A young chef with a sudden inheritance wants to travel the world, but his fiancée argues he should pursue his calling and open a restaurant. . . ?
All right. I’m seeing the problems here. Everything is too nice. There’s no conflict! I’m not acting like a dramatist. I’m acting like a travel agent. I’m booking these two lovebirds on a free trip around the world! They already love each other, so where’s the potential for growth? Ain’t none.
Again: A young chef who wants to take over his dying mentor’s restaurant must earn the privilege by chaperoning his mentor’s spoiled adult daughter on a trip to her home village in Italy.
I know someone who traveled to his family’s hometown in Italy before opening his own restaurant, Supino Pizzeria, in Detroit. So that popped into my head.
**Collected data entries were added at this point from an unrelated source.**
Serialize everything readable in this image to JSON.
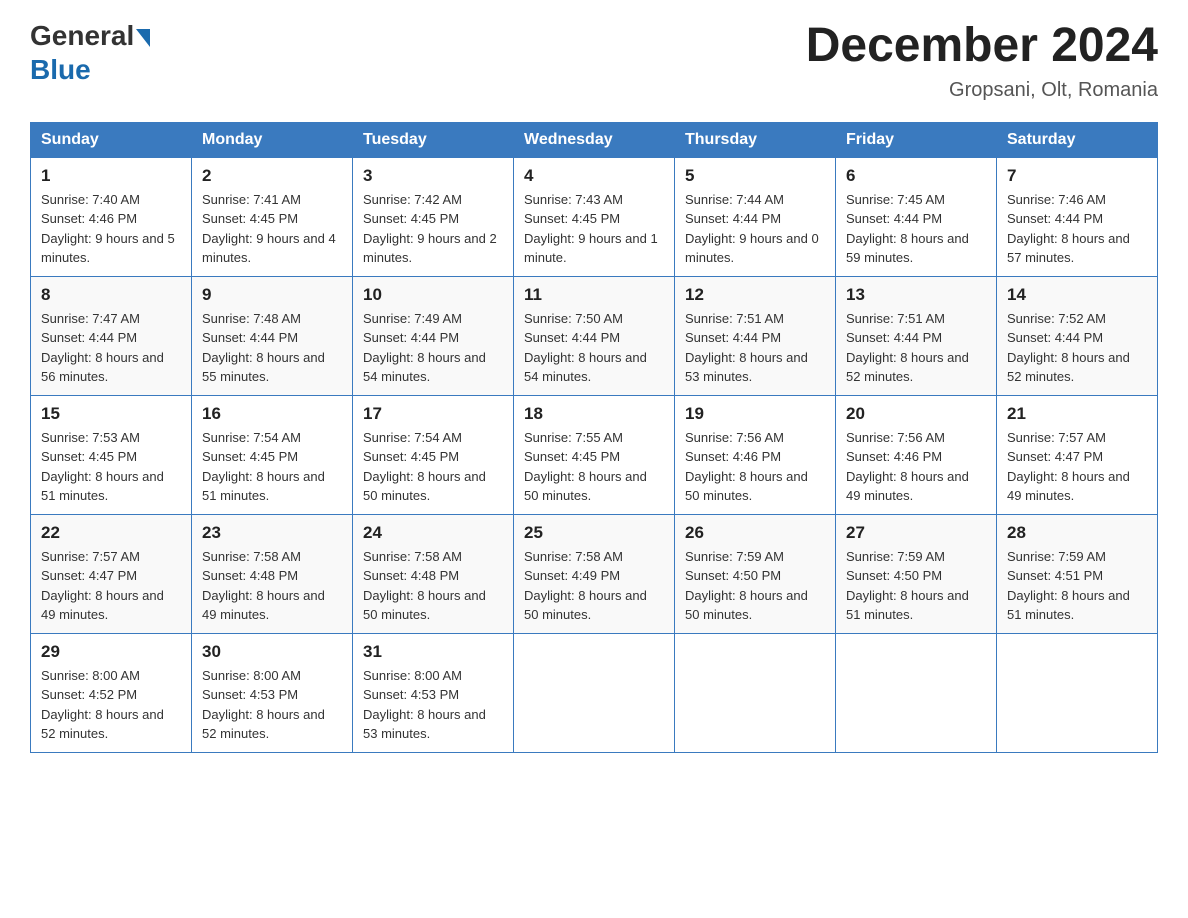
{
  "header": {
    "logo_general": "General",
    "logo_blue": "Blue",
    "month_title": "December 2024",
    "location": "Gropsani, Olt, Romania"
  },
  "weekdays": [
    "Sunday",
    "Monday",
    "Tuesday",
    "Wednesday",
    "Thursday",
    "Friday",
    "Saturday"
  ],
  "weeks": [
    [
      {
        "day": "1",
        "sunrise": "7:40 AM",
        "sunset": "4:46 PM",
        "daylight": "9 hours and 5 minutes."
      },
      {
        "day": "2",
        "sunrise": "7:41 AM",
        "sunset": "4:45 PM",
        "daylight": "9 hours and 4 minutes."
      },
      {
        "day": "3",
        "sunrise": "7:42 AM",
        "sunset": "4:45 PM",
        "daylight": "9 hours and 2 minutes."
      },
      {
        "day": "4",
        "sunrise": "7:43 AM",
        "sunset": "4:45 PM",
        "daylight": "9 hours and 1 minute."
      },
      {
        "day": "5",
        "sunrise": "7:44 AM",
        "sunset": "4:44 PM",
        "daylight": "9 hours and 0 minutes."
      },
      {
        "day": "6",
        "sunrise": "7:45 AM",
        "sunset": "4:44 PM",
        "daylight": "8 hours and 59 minutes."
      },
      {
        "day": "7",
        "sunrise": "7:46 AM",
        "sunset": "4:44 PM",
        "daylight": "8 hours and 57 minutes."
      }
    ],
    [
      {
        "day": "8",
        "sunrise": "7:47 AM",
        "sunset": "4:44 PM",
        "daylight": "8 hours and 56 minutes."
      },
      {
        "day": "9",
        "sunrise": "7:48 AM",
        "sunset": "4:44 PM",
        "daylight": "8 hours and 55 minutes."
      },
      {
        "day": "10",
        "sunrise": "7:49 AM",
        "sunset": "4:44 PM",
        "daylight": "8 hours and 54 minutes."
      },
      {
        "day": "11",
        "sunrise": "7:50 AM",
        "sunset": "4:44 PM",
        "daylight": "8 hours and 54 minutes."
      },
      {
        "day": "12",
        "sunrise": "7:51 AM",
        "sunset": "4:44 PM",
        "daylight": "8 hours and 53 minutes."
      },
      {
        "day": "13",
        "sunrise": "7:51 AM",
        "sunset": "4:44 PM",
        "daylight": "8 hours and 52 minutes."
      },
      {
        "day": "14",
        "sunrise": "7:52 AM",
        "sunset": "4:44 PM",
        "daylight": "8 hours and 52 minutes."
      }
    ],
    [
      {
        "day": "15",
        "sunrise": "7:53 AM",
        "sunset": "4:45 PM",
        "daylight": "8 hours and 51 minutes."
      },
      {
        "day": "16",
        "sunrise": "7:54 AM",
        "sunset": "4:45 PM",
        "daylight": "8 hours and 51 minutes."
      },
      {
        "day": "17",
        "sunrise": "7:54 AM",
        "sunset": "4:45 PM",
        "daylight": "8 hours and 50 minutes."
      },
      {
        "day": "18",
        "sunrise": "7:55 AM",
        "sunset": "4:45 PM",
        "daylight": "8 hours and 50 minutes."
      },
      {
        "day": "19",
        "sunrise": "7:56 AM",
        "sunset": "4:46 PM",
        "daylight": "8 hours and 50 minutes."
      },
      {
        "day": "20",
        "sunrise": "7:56 AM",
        "sunset": "4:46 PM",
        "daylight": "8 hours and 49 minutes."
      },
      {
        "day": "21",
        "sunrise": "7:57 AM",
        "sunset": "4:47 PM",
        "daylight": "8 hours and 49 minutes."
      }
    ],
    [
      {
        "day": "22",
        "sunrise": "7:57 AM",
        "sunset": "4:47 PM",
        "daylight": "8 hours and 49 minutes."
      },
      {
        "day": "23",
        "sunrise": "7:58 AM",
        "sunset": "4:48 PM",
        "daylight": "8 hours and 49 minutes."
      },
      {
        "day": "24",
        "sunrise": "7:58 AM",
        "sunset": "4:48 PM",
        "daylight": "8 hours and 50 minutes."
      },
      {
        "day": "25",
        "sunrise": "7:58 AM",
        "sunset": "4:49 PM",
        "daylight": "8 hours and 50 minutes."
      },
      {
        "day": "26",
        "sunrise": "7:59 AM",
        "sunset": "4:50 PM",
        "daylight": "8 hours and 50 minutes."
      },
      {
        "day": "27",
        "sunrise": "7:59 AM",
        "sunset": "4:50 PM",
        "daylight": "8 hours and 51 minutes."
      },
      {
        "day": "28",
        "sunrise": "7:59 AM",
        "sunset": "4:51 PM",
        "daylight": "8 hours and 51 minutes."
      }
    ],
    [
      {
        "day": "29",
        "sunrise": "8:00 AM",
        "sunset": "4:52 PM",
        "daylight": "8 hours and 52 minutes."
      },
      {
        "day": "30",
        "sunrise": "8:00 AM",
        "sunset": "4:53 PM",
        "daylight": "8 hours and 52 minutes."
      },
      {
        "day": "31",
        "sunrise": "8:00 AM",
        "sunset": "4:53 PM",
        "daylight": "8 hours and 53 minutes."
      },
      null,
      null,
      null,
      null
    ]
  ],
  "labels": {
    "sunrise_prefix": "Sunrise: ",
    "sunset_prefix": "Sunset: ",
    "daylight_prefix": "Daylight: "
  }
}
And that gave me the idea that our hero would have to earn his new restaurant by chaperoning an unwilling young woman to her family’s ancestral village in Italy.
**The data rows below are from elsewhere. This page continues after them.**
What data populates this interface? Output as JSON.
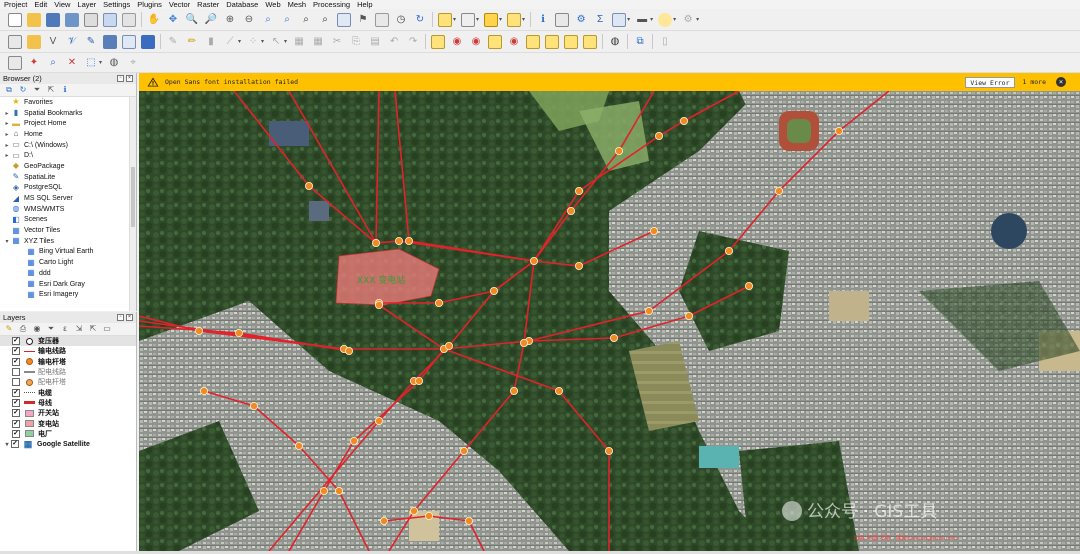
{
  "menu": [
    "Project",
    "Edit",
    "View",
    "Layer",
    "Settings",
    "Plugins",
    "Vector",
    "Raster",
    "Database",
    "Web",
    "Mesh",
    "Processing",
    "Help"
  ],
  "browser": {
    "title": "Browser (2)",
    "items": [
      {
        "label": "Favorites",
        "icon": "star-icon",
        "arrow": ""
      },
      {
        "label": "Spatial Bookmarks",
        "icon": "bookmark-icon",
        "arrow": "▸"
      },
      {
        "label": "Project Home",
        "icon": "folder-icon",
        "arrow": "▸"
      },
      {
        "label": "Home",
        "icon": "home-icon",
        "arrow": "▸"
      },
      {
        "label": "C:\\ (Windows)",
        "icon": "drive-icon",
        "arrow": "▸"
      },
      {
        "label": "D:\\",
        "icon": "drive-icon",
        "arrow": "▸"
      },
      {
        "label": "GeoPackage",
        "icon": "geopackage-icon",
        "arrow": ""
      },
      {
        "label": "SpatiaLite",
        "icon": "spatialite-icon",
        "arrow": ""
      },
      {
        "label": "PostgreSQL",
        "icon": "postgresql-icon",
        "arrow": ""
      },
      {
        "label": "MS SQL Server",
        "icon": "mssql-icon",
        "arrow": ""
      },
      {
        "label": "WMS/WMTS",
        "icon": "wms-icon",
        "arrow": ""
      },
      {
        "label": "Scenes",
        "icon": "scenes-icon",
        "arrow": ""
      },
      {
        "label": "Vector Tiles",
        "icon": "vector-tiles-icon",
        "arrow": ""
      },
      {
        "label": "XYZ Tiles",
        "icon": "xyz-tiles-icon",
        "arrow": "▾"
      },
      {
        "label": "Bing Virtual Earth",
        "icon": "grid-icon",
        "arrow": "",
        "indent": 1
      },
      {
        "label": "Carto Light",
        "icon": "grid-icon",
        "arrow": "",
        "indent": 1
      },
      {
        "label": "ddd",
        "icon": "grid-icon",
        "arrow": "",
        "indent": 1
      },
      {
        "label": "Esri Dark Gray",
        "icon": "grid-icon",
        "arrow": "",
        "indent": 1
      },
      {
        "label": "Esri Imagery",
        "icon": "grid-icon",
        "arrow": "",
        "indent": 1
      }
    ]
  },
  "layers": {
    "title": "Layers",
    "items": [
      {
        "label": "变压器",
        "checked": true,
        "symbol": "circle",
        "color": "#ffffff",
        "bold": true,
        "selected": true
      },
      {
        "label": "输电线路",
        "checked": true,
        "symbol": "line",
        "color": "#e0232a",
        "bold": true
      },
      {
        "label": "输电杆塔",
        "checked": true,
        "symbol": "dot",
        "color": "#f08a24",
        "bold": true
      },
      {
        "label": "配电线路",
        "checked": false,
        "symbol": "line",
        "color": "#888888",
        "dim": true
      },
      {
        "label": "配电杆塔",
        "checked": false,
        "symbol": "dot",
        "color": "#f2a65a",
        "dim": true
      },
      {
        "label": "电缆",
        "checked": true,
        "symbol": "dashed",
        "color": "#555555",
        "bold": true
      },
      {
        "label": "母线",
        "checked": true,
        "symbol": "thick",
        "color": "#d12a2a",
        "bold": true
      },
      {
        "label": "开关站",
        "checked": true,
        "symbol": "fill",
        "color": "#f2a7c4",
        "bold": true
      },
      {
        "label": "变电站",
        "checked": true,
        "symbol": "fill",
        "color": "#f0a1a1",
        "bold": true
      },
      {
        "label": "电厂",
        "checked": true,
        "symbol": "fill",
        "color": "#8fd19e",
        "bold": true
      },
      {
        "label": "Google Satellite",
        "checked": true,
        "symbol": "xyz",
        "color": "#2a6fb0",
        "bold": true,
        "group": true
      }
    ]
  },
  "message": {
    "text": "Open Sans font installation failed",
    "button": "View Error",
    "more": "1 more"
  },
  "map": {
    "line_color": "#e0232a",
    "tower_color": "#f08a24",
    "substation_color": "#f07c7c",
    "substation_label": "XXX 变电站",
    "watermark": "公众号 · GIS工具",
    "watermark_sub": "出品:不圈·不限 · 版权:Vinsuo@sina.com"
  },
  "colors": {
    "accent": "#ffc000"
  }
}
I had said in an earlier post that if a hero wants to return home because his wife is giving birth, then his journey can’t be easy. We don’t want to see him sipping a drink on a first-class flight. We want to see him on a cross-country bus with a talking skunk. I just caught myself making that very error: I made things too easy for the hero. I booked my young chef on a first-class flight and brought him a flute of champagne. I needed to book my hero on a bus with a skunk.
So to speak.
In most romantic comedies, odd couples are thrown together and butt heads and gradually fall in love. So my couple can’t start out already engaged, for crying out loud. They have to start out as strangers butting heads on a joint mission.
So as they butt heads on their journey to some quaint Italian town, they will gradually fall in love . . . until the mentor dies, and they return to find the restaurant in terrible debt! Was the whole journey a waste of time, or can love cook up a fresh start?
The funny thing is I honestly thought my original “young chef” story was good! I didn’t see its weaknesses, which were HUGE, until I sat at the desk with its Lego pieces and tried to fit them together into this baby logline.
Thank you, Logline.
Okay, let’s try again.
A young chef wants to take over his dying mentor’s restaurant, but to do so, he has to chaperone his mentor’s spoiled adult daughter on a trip to her home village in Italy. When the mentor dies leaving the young chef saddled with a restaurant in terrible debt, the young chef regrets ever wanting to take it over.
And, of course, the final act will be the hero changing his mind about auctioning off the restaurant piece by piece. Instead, he’ll race to persuade his mentor’s daughter that, together, with all they learned in the quaint Italian village, they can reinvent the restaurant and restore her father’s legacy . . . yes, and get married, too.
A wedding reception at the new restaurant!
Evviva gli sposi!
_____
PHOTO: My brother Mike took this photo when he visited Matera, Italy, last year for a wedding. Yes, it’s the same place they filmed part of the Bond movie No Time to Die (2021).